Com gasto de R$ 1 bi, VLT se torna elefante branco

Há oito anos, Cuiabá foi remodelada para receber o VLT. As principais vias, tanto de Cuiabá quanto de Várzea Grande, tiveram seus canteiros centrais adaptados para implantação do modal. Árvores foram retiradas e algumas casas nas imediações foram desapropriadas e demolidas.

Nas avenidas que abrigavam grandes comércios hoje, porém, é difícil encontrar algum estabelecimento aberto.

Em vez da modernidade, as obras dificultaram o acesso à avenida, o que fez com que o movimento diminuísse e os recursos ficassem escassos.
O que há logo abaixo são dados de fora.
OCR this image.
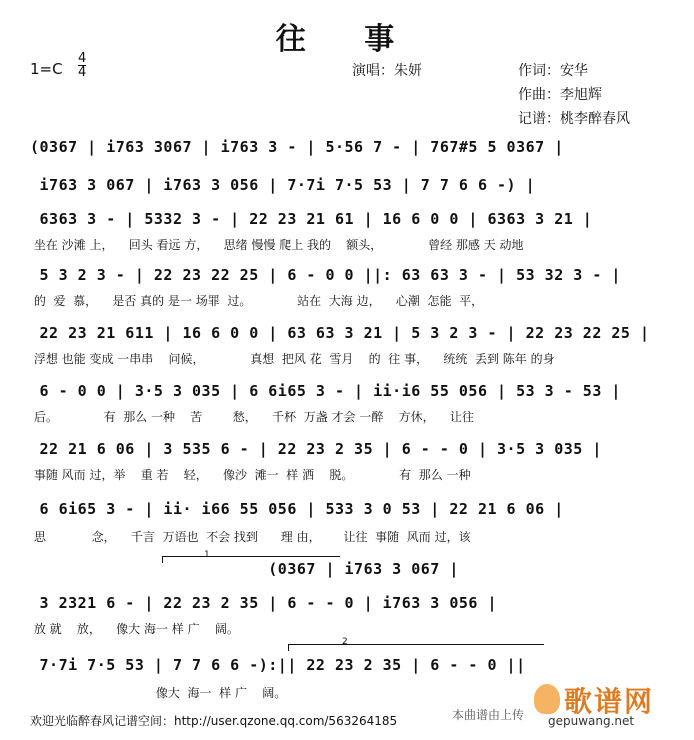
往 事
1=C
4
4	演唱：朱妍	作词：安华
作曲：李旭辉
记谱：桃李醉春风
(0367 | i763 3067 | i763 3 - | 5·56 7 - | 767#5 5 0367 |
i763 3 067 | i763 3 056 | 7·7i 7·5 53 | 7 7 6 6 -) |
6363 3 - | 5332 3 - | 22 23 21 61 | 16 6 0 0 | 6363 3 21 |
坐在 沙滩 上，    回头 看远 方，    思绪 慢慢 爬上 我的    额头，            曾经 那感 天 动地
5 3 2 3 - | 22 23 22 25 | 6 - 0 0 ||: 63 63 3 - | 53 32 3 - |
的  爱  慕，    是否 真的 是一 场罪  过。            站在  大海 边，    心潮  怎能  平，
22 23 21 611 | 16 6 0 0 | 63 63 3 21 | 5 3 2 3 - | 22 23 22 25 |
浮想 也能 变成 一串串    问候，            真想  把风 花  雪月    的  往 事，    统统  丢到 陈年 的身
6 - 0 0 | 3·5 3 035 | 6 6i65 3 - | ii·i6 55 056 | 53 3 - 53 |
后。            有  那么 一种    苦        愁，    千杯  万盏 才会 一醉    方休，    让往
22 21 6 06 | 3 535 6 - | 22 23 2 35 | 6 - - 0 | 3·5 3 035 |
事随 风而 过，举    重 若    轻，    像沙  滩一  样 洒    脱。            有  那么 一种
6 6i65 3 - | ii· i66 55 056 | 533 3 0 53 | 22 21 6 06 |
思            念，    千言  万语也  不会 找到      理 由，      让往  事随  风而 过，该
1
(0367 | i763 3 067 |
3 2321 6 - | 22 23 2 35 | 6 - - 0 | i763 3 056 |
放 就    放，    像大 海一 样 广    阔。
2
7·7i 7·5 53 | 7 7 6 6 -):|| 22 23 2 35 | 6 - - 0 ||
像大  海一  样 广    阔。
欢迎光临醉春风记谱空间：http://user.qzone.qq.com/563264185	本曲谱由上传 歌谱网
gepuwang.net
Ao lado do aeroporto Marechal Rondon, o  que se vê são estruturas de concreto e vigas metálicas do que um dia seria o VLT.

Nas demais avenidas, trilhos abandonados são a única lembrança da promessa, cobertos de mato pelo abandono.

Os vagões que por lá deveriam passar seguem estacionados no que foi denominado “cemitério do VLT”. Embaixo de sol e chuva, eles se deterioram à espera da resolução do imbróglio.

Eleito no 1º turno das eleições de 2018, o governador Mauro Mendes (DEM) prometeu apresentar uma solução definitiva para a novela.

Nesta semana, porém, admitiu que não conseguirá cumprir a promessa de campanha e adiou a definição dos rumos da obra para 2020.

“Eu realmente disse que em até um ano daria uma solução. Peço desculpas. Não foi possível. Nós criamos uma comissão e tivemos que colocar o governo federal, porque tem verba federal, tem financiamento feito pela Caixa Econômica”, disse o governador.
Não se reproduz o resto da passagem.